Systems are a device type. The grouping of systems is really focused on data relationships. In your instance, deciding if it should be a system or not should be about data relationship. Depending on the use case, it could be logical or physical, but I think it’s best to think about Sytems from a physical relationship.
At the moment devices/systems can only have a single parent so we have to choose one or the other and then try and work with tags to define the other relationship.
So, yes. You will still use both. Since systems are devices and only define data relationships, you still need a mechanism to logically group devices. You can’t really say “give me all the devices in this system” (as you would using tags) Correction:You can using a Parent ID Query in the Device: Get Node, but you still can’t query systems devices in all the same ways you would tags.
Systems answer different questions (see above).

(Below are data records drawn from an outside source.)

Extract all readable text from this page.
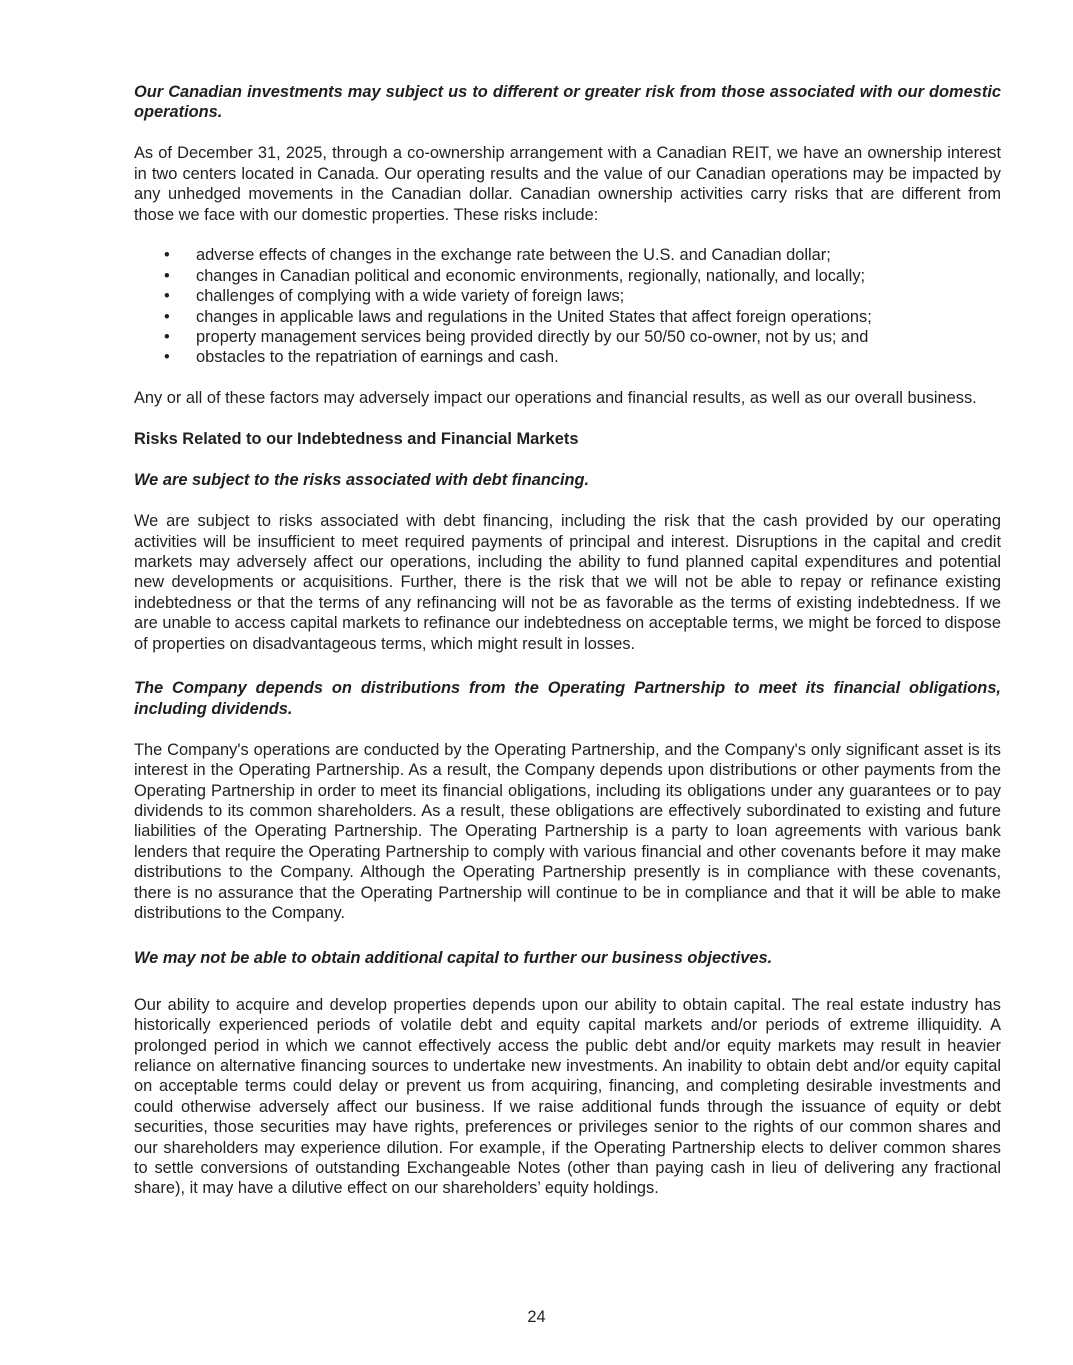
Our Canadian investments may subject us to different or greater risk from those associated with our domestic operations.

As of December 31, 2025, through a co-ownership arrangement with a Canadian REIT, we have an ownership interest in two centers located in Canada. Our operating results and the value of our Canadian operations may be impacted by any unhedged movements in the Canadian dollar. Canadian ownership activities carry risks that are different from those we face with our domestic properties. These risks include:

• adverse effects of changes in the exchange rate between the U.S. and Canadian dollar;
• changes in Canadian political and economic environments, regionally, nationally, and locally;
• challenges of complying with a wide variety of foreign laws;
• changes in applicable laws and regulations in the United States that affect foreign operations;
• property management services being provided directly by our 50/50 co-owner, not by us; and
• obstacles to the repatriation of earnings and cash.

Any or all of these factors may adversely impact our operations and financial results, as well as our overall business.

Risks Related to our Indebtedness and Financial Markets

We are subject to the risks associated with debt financing.

We are subject to risks associated with debt financing, including the risk that the cash provided by our operating activities will be insufficient to meet required payments of principal and interest. Disruptions in the capital and credit markets may adversely affect our operations, including the ability to fund planned capital expenditures and potential new developments or acquisitions. Further, there is the risk that we will not be able to repay or refinance existing indebtedness or that the terms of any refinancing will not be as favorable as the terms of existing indebtedness. If we are unable to access capital markets to refinance our indebtedness on acceptable terms, we might be forced to dispose of properties on disadvantageous terms, which might result in losses.

The Company depends on distributions from the Operating Partnership to meet its financial obligations, including dividends.

The Company's operations are conducted by the Operating Partnership, and the Company's only significant asset is its interest in the Operating Partnership. As a result, the Company depends upon distributions or other payments from the Operating Partnership in order to meet its financial obligations, including its obligations under any guarantees or to pay dividends to its common shareholders. As a result, these obligations are effectively subordinated to existing and future liabilities of the Operating Partnership. The Operating Partnership is a party to loan agreements with various bank lenders that require the Operating Partnership to comply with various financial and other covenants before it may make distributions to the Company. Although the Operating Partnership presently is in compliance with these covenants, there is no assurance that the Operating Partnership will continue to be in compliance and that it will be able to make distributions to the Company.

We may not be able to obtain additional capital to further our business objectives.

Our ability to acquire and develop properties depends upon our ability to obtain capital. The real estate industry has historically experienced periods of volatile debt and equity capital markets and/or periods of extreme illiquidity. A prolonged period in which we cannot effectively access the public debt and/or equity markets may result in heavier reliance on alternative financing sources to undertake new investments. An inability to obtain debt and/or equity capital on acceptable terms could delay or prevent us from acquiring, financing, and completing desirable investments and could otherwise adversely affect our business. If we raise additional funds through the issuance of equity or debt securities, those securities may have rights, preferences or privileges senior to the rights of our common shares and our shareholders may experience dilution. For example, if the Operating Partnership elects to deliver common shares to settle conversions of outstanding Exchangeable Notes (other than paying cash in lieu of delivering any fractional share), it may have a dilutive effect on our shareholders’ equity holdings.

24
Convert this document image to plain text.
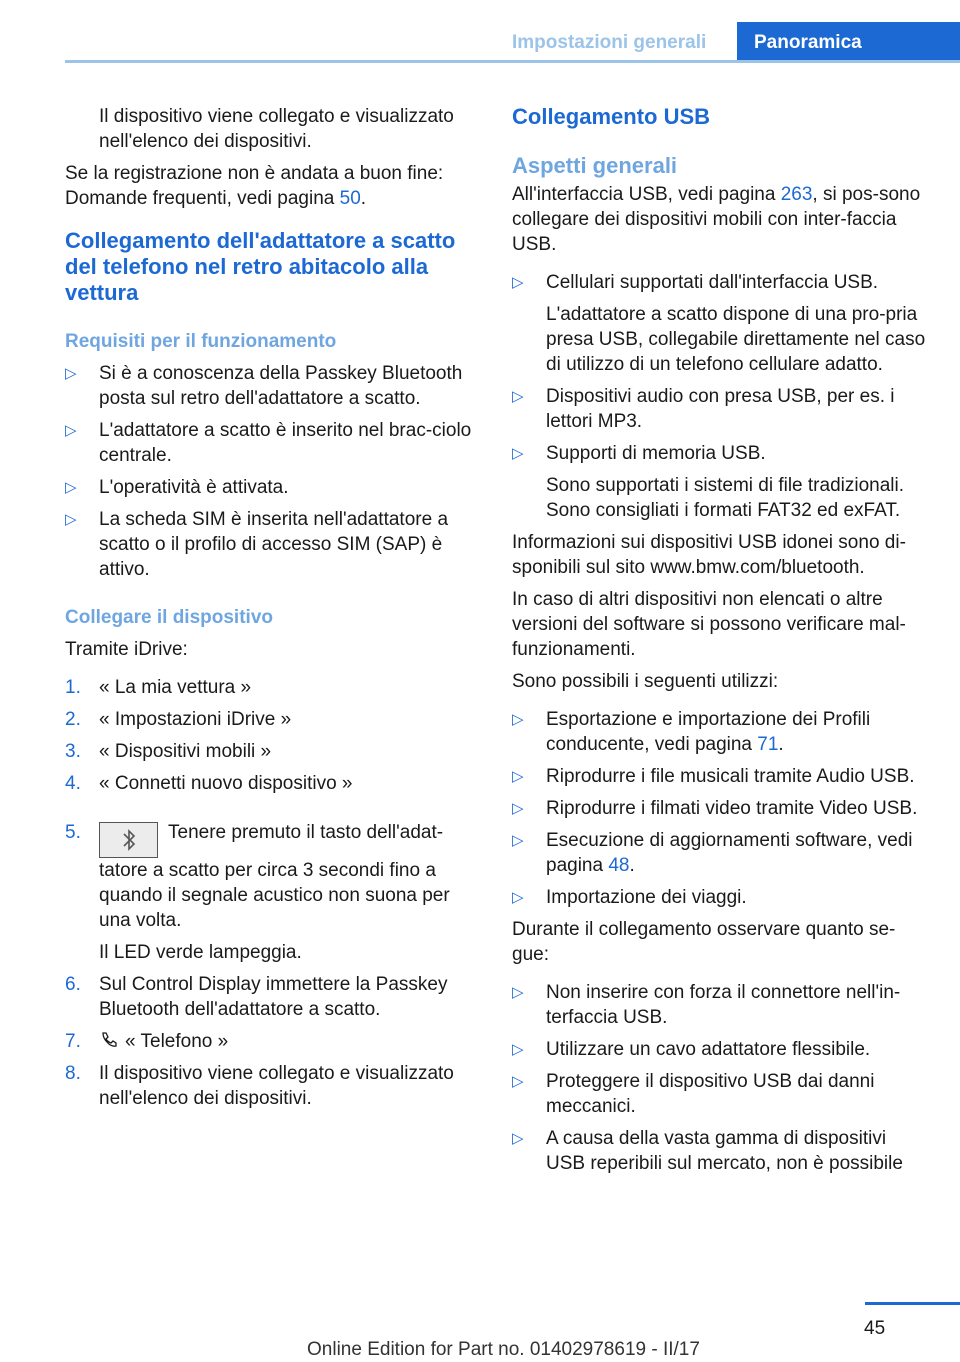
Impostazioni generali	Panoramica

Il dispositivo viene collegato e visualizzato nell'elenco dei dispositivi.

Se la registrazione non è andata a buon fine: Domande frequenti, vedi pagina 50.

Collegamento dell'adattatore a scatto del telefono nel retro abitacolo alla vettura

Requisiti per il funzionamento

▷ Si è a conoscenza della Passkey Bluetooth posta sul retro dell'adattatore a scatto.
▷ L'adattatore a scatto è inserito nel brac‐ciolo centrale.
▷ L'operatività è attivata.
▷ La scheda SIM è inserita nell'adattatore a scatto o il profilo di accesso SIM (SAP) è attivo.

Collegare il dispositivo

Tramite iDrive:

1. « La mia vettura »
2. « Impostazioni iDrive »
3. « Dispositivi mobili »
4. « Connetti nuovo dispositivo »
5.	Tenere premuto il tasto dell'adat‐tatore a scatto per circa 3 secondi fino a quando il segnale acustico non suona per una volta.
Il LED verde lampeggia.
6. Sul Control Display immettere la Passkey Bluetooth dell'adattatore a scatto.
7. « Telefono »
8. Il dispositivo viene collegato e visualizzato nell'elenco dei dispositivi.

Collegamento USB

Aspetti generali

All'interfaccia USB, vedi pagina 263, si pos‐sono collegare dei dispositivi mobili con inter‐faccia USB.

▷ Cellulari supportati dall'interfaccia USB.
L'adattatore a scatto dispone di una pro‐pria presa USB, collegabile direttamente nel caso di utilizzo di un telefono cellulare adatto.
▷ Dispositivi audio con presa USB, per es. i lettori MP3.
▷ Supporti di memoria USB.
Sono supportati i sistemi di file tradizionali. Sono consigliati i formati FAT32 ed exFAT.

Informazioni sui dispositivi USB idonei sono di‐sponibili sul sito www.bmw.com/bluetooth.

In caso di altri dispositivi non elencati o altre versioni del software si possono verificare mal‐funzionamenti.

Sono possibili i seguenti utilizzi:

▷ Esportazione e importazione dei Profili conducente, vedi pagina 71.
▷ Riprodurre i file musicali tramite Audio USB.
▷ Riprodurre i filmati video tramite Video USB.
▷ Esecuzione di aggiornamenti software, vedi pagina 48.
▷ Importazione dei viaggi.

Durante il collegamento osservare quanto se‐gue:

▷ Non inserire con forza il connettore nell'in‐terfaccia USB.
▷ Utilizzare un cavo adattatore flessibile.
▷ Proteggere il dispositivo USB dai danni meccanici.
▷ A causa della vasta gamma di dispositivi USB reperibili sul mercato, non è possibile
45
Online Edition for Part no. 01402978619 - II/17
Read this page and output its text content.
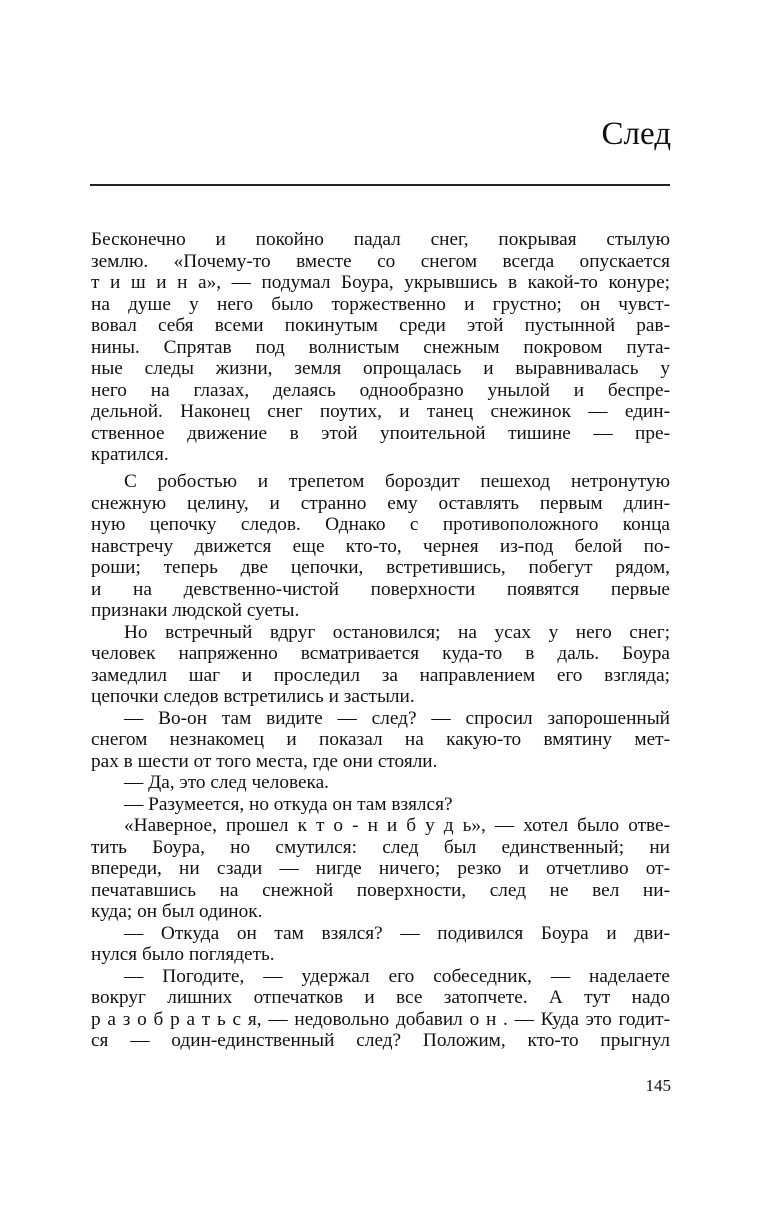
След
Бесконечно и покойно падал снег, покрывая стылую
землю. «Почему-то вместе со снегом всегда опускается
т и ш и н а», — подумал Боура, укрывшись в какой-то конуре;
на душе у него было торжественно и грустно; он чувст-
вовал себя всеми покинутым среди этой пустынной рав-
нины. Спрятав под волнистым снежным покровом пута-
ные следы жизни, земля опрощалась и выравнивалась у
него на глазах, делаясь однообразно унылой и беспре-
дельной. Наконец снег поутих, и танец снежинок — един-
ственное движение в этой упоительной тишине — пре-
кратился.
С робостью и трепетом бороздит пешеход нетронутую
снежную целину, и странно ему оставлять первым длин-
ную цепочку следов. Однако с противоположного конца
навстречу движется еще кто-то, чернея из-под белой по-
роши; теперь две цепочки, встретившись, побегут рядом,
и на девственно-чистой поверхности появятся первые
признаки людской суеты.
Но встречный вдруг остановился; на усах у него снег;
человек напряженно всматривается куда-то в даль. Боура
замедлил шаг и проследил за направлением его взгляда;
цепочки следов встретились и застыли.
— Во-он там видите — след? — спросил запорошенный
снегом незнакомец и показал на какую-то вмятину мет-
рах в шести от того места, где они стояли.
— Да, это след человека.
— Разумеется, но откуда он там взялся?
«Наверное, прошел к т о - н и б у д ь», — хотел было отве-
тить Боура, но смутился: след был единственный; ни
впереди, ни сзади — нигде ничего; резко и отчетливо от-
печатавшись на снежной поверхности, след не вел ни-
куда; он был одинок.
— Откуда он там взялся? — подивился Боура и дви-
нулся было поглядеть.
— Погодите, — удержал его собеседник, — наделаете
вокруг лишних отпечатков и все затопчете. А тут надо
р а з о б р а т ь с я, — недовольно добавил о н . — Куда это годит-
ся — один-единственный след? Положим, кто-то прыгнул
145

Following the example from above:
If you notice, there is a system for “Losant Row 2” but there is also a tag row
of 2
. The system allows me to capture the data relationship, and the tag allows me to query and group devices logically.
So a feature request would be - could a system (or possibly a device) have multiple parents?
This was discussed internally. Since systems really focus on the data relationships, and systems can be parents of systems, which are parents of devices and so on. It would be really difficult to calculate (and understand) the system attribute value the more complex that tree is.
Following that it would also be nice for system tags/descriptions to be accessible for use in dashboards this would allow the expression of these organizational structures when visualizing. It would be nice to allow some dashboard widgets (especially titles) to be derived from devices
You should check out: https://docs.losant.com/dashboards/context-variables/
Currently, you can use device name, description, and some other things all throughout your dashboard. But, it looks like attribute tags/descriptions don’t flow through. I’ll make a ticket for that.
As always, we appreciate your discussions. Let me know if this helps!